Abandon ne choque pas, il plaît même dans cette phrâse de M. Marmontel. " Vous me désolez, Éraste, avec cet abandon de vous-même. Là, abandonement n'iroit pas si bien. Il est donc à souhaiter qu'abandon soit un peu mieux acrédité par l'usage : il ne déparerait aucun style.

ABANDONNÉ (ou Abandoné) ée, s. m. et f. [2e. lon. le reste bref : 4e. é ferm. long au fém.] Il ne se dit que d'un homme perdu de libertinage et de débauche, et d'une femme qui se prostituë : c'est un abandoné, c'est une abandonnée. Il est plus en usage en parlant des femmes. Acad. -- Il n'est que du style familier ou satirique : l'Acad. le met sans remarque.

ABANDONNEMENT, (ou Abandonement) s. m. Délaissement entier. - [2e. lon. le reste bref, 4e. e muet ; en a le son d'an : abandoneman.]

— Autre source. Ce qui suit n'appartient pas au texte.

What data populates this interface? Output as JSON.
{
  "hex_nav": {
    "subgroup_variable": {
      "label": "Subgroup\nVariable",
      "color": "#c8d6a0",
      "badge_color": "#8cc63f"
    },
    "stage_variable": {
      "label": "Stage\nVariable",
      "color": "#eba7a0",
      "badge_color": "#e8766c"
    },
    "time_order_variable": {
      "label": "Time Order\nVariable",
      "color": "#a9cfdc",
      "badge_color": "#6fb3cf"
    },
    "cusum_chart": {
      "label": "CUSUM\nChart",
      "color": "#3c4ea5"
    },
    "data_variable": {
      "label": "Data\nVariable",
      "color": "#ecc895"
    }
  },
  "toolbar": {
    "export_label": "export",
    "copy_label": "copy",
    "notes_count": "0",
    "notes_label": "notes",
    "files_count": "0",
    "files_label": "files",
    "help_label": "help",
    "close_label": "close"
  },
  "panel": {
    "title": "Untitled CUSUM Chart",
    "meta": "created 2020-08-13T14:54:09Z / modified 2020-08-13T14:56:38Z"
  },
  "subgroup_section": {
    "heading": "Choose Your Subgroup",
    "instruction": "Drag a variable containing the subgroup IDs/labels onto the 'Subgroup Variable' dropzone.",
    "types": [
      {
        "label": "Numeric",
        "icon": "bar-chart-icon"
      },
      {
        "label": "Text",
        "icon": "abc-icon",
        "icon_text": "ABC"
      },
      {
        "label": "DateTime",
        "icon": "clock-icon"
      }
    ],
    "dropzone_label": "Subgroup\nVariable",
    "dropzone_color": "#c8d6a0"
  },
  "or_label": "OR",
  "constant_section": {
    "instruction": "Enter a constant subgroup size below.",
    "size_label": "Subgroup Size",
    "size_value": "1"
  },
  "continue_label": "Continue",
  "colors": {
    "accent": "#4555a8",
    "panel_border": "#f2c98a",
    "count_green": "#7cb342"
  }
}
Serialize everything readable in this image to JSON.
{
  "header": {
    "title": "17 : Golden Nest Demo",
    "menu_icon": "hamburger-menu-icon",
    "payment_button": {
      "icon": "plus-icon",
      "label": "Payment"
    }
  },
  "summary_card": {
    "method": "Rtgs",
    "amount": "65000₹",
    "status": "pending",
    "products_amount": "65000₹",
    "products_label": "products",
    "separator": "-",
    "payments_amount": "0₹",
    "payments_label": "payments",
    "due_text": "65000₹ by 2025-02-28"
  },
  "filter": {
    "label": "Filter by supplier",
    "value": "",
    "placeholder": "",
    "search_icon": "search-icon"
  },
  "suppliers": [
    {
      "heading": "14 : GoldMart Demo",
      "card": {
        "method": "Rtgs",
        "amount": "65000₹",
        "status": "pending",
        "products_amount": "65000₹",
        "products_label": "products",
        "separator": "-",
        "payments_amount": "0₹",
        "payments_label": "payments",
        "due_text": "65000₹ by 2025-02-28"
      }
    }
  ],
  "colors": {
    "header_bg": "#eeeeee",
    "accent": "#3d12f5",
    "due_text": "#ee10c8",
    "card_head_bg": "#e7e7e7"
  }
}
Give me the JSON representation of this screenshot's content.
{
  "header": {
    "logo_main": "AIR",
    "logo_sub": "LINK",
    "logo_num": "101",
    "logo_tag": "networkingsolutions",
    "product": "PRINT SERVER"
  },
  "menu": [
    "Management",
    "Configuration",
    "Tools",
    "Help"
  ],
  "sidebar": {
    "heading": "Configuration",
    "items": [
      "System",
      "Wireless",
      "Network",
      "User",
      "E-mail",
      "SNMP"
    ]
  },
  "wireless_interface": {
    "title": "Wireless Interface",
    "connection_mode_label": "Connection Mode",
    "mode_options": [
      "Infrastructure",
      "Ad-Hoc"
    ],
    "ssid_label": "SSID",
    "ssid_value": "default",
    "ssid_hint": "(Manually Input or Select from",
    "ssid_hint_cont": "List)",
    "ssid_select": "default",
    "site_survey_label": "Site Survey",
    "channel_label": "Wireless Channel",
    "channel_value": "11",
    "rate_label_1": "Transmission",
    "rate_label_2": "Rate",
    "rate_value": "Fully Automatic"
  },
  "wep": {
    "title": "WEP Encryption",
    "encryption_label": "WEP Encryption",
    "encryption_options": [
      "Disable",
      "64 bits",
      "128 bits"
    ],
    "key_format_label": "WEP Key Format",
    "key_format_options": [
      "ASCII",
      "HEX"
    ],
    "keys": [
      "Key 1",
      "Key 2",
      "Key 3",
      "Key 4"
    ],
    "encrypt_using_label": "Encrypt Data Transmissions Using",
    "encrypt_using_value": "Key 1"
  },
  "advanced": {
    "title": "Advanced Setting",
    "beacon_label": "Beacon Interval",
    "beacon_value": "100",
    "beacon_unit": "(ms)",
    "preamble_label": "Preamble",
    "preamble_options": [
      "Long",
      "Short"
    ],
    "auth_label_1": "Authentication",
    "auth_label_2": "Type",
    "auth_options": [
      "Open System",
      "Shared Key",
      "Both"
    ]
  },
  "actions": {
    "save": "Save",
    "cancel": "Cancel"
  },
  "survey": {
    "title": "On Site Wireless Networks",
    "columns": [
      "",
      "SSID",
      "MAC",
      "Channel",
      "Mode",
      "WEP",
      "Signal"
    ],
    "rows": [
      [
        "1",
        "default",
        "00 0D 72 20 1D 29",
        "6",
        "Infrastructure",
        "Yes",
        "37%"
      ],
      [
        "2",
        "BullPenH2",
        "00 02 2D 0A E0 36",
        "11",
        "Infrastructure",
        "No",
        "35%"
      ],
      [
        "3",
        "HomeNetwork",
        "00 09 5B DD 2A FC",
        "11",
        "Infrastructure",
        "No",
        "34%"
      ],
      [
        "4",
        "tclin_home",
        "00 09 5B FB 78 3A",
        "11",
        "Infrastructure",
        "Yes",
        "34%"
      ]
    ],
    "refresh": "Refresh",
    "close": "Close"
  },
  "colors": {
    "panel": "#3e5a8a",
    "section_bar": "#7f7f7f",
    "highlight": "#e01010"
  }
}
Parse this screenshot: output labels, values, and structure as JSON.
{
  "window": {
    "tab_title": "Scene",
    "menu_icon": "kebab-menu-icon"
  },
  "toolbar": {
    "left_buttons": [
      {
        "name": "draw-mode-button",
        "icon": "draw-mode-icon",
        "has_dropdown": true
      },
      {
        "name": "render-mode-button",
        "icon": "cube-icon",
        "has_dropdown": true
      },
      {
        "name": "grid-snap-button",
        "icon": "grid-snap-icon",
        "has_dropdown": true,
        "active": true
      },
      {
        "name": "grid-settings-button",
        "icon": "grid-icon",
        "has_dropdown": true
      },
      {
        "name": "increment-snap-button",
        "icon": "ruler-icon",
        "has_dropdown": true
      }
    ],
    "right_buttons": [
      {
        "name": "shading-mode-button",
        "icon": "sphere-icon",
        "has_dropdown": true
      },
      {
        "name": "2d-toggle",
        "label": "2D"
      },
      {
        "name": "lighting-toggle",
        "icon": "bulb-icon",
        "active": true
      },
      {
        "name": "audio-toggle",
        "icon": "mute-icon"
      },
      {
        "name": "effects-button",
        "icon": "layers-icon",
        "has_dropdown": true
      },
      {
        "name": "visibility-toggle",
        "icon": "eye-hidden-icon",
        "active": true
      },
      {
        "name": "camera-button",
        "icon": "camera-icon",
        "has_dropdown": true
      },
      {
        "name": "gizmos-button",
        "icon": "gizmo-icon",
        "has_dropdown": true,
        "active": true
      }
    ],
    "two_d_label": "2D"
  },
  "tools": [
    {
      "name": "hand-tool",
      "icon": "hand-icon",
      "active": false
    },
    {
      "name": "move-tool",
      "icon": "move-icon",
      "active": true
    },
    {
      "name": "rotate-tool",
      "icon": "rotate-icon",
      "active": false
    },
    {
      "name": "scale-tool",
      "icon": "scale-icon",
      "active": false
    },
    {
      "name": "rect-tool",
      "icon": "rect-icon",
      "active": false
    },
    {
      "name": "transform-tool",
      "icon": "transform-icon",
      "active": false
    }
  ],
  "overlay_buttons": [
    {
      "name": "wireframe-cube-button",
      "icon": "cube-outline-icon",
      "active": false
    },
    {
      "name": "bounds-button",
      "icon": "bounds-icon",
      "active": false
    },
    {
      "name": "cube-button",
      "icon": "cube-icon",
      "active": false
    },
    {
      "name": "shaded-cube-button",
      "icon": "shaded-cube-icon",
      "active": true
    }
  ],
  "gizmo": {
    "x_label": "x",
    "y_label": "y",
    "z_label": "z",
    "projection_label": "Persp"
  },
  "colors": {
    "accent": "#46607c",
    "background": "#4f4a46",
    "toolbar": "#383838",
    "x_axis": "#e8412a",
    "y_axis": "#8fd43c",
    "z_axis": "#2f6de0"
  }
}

Ce mot a le sens tantôt actif, tantôt passif. " Il a fait un abandonement général de tous ses biens ; c. à. d. il a abandoné, etc. " Il est à plaindre dans l'abandonement où il est de tous ses parens, et de tous ses amis ; c. à. d. étant abandoné de, etc. -- Mais sans régime, il correspond au réciproque s'abandoner : il signifie dérèglement excessif dans la conduite, dans les moeurs ; prostitution. " Vivre dans l'abandonement, dans le dernier abandonement ; c. à. d. s'abandoner aux vices honteux, à la crapule, etc. Voyez Abandon.

Abandonement n'est pas du beau style : l'Acad. le met sans remarque. Elle dit au mot dévouement : " Abandonement entier aux volontés d'un aûtre.

ABANDONNER (ou Abandoner, avec une seule n), v. a. Abando-né. [Pron. abandoné, 2° lon. le reste bref, 4° é fermé.]

Abandoner a plusieurs sens : 1°. Quitter, délaisser entièrement : il a abandoné le pays.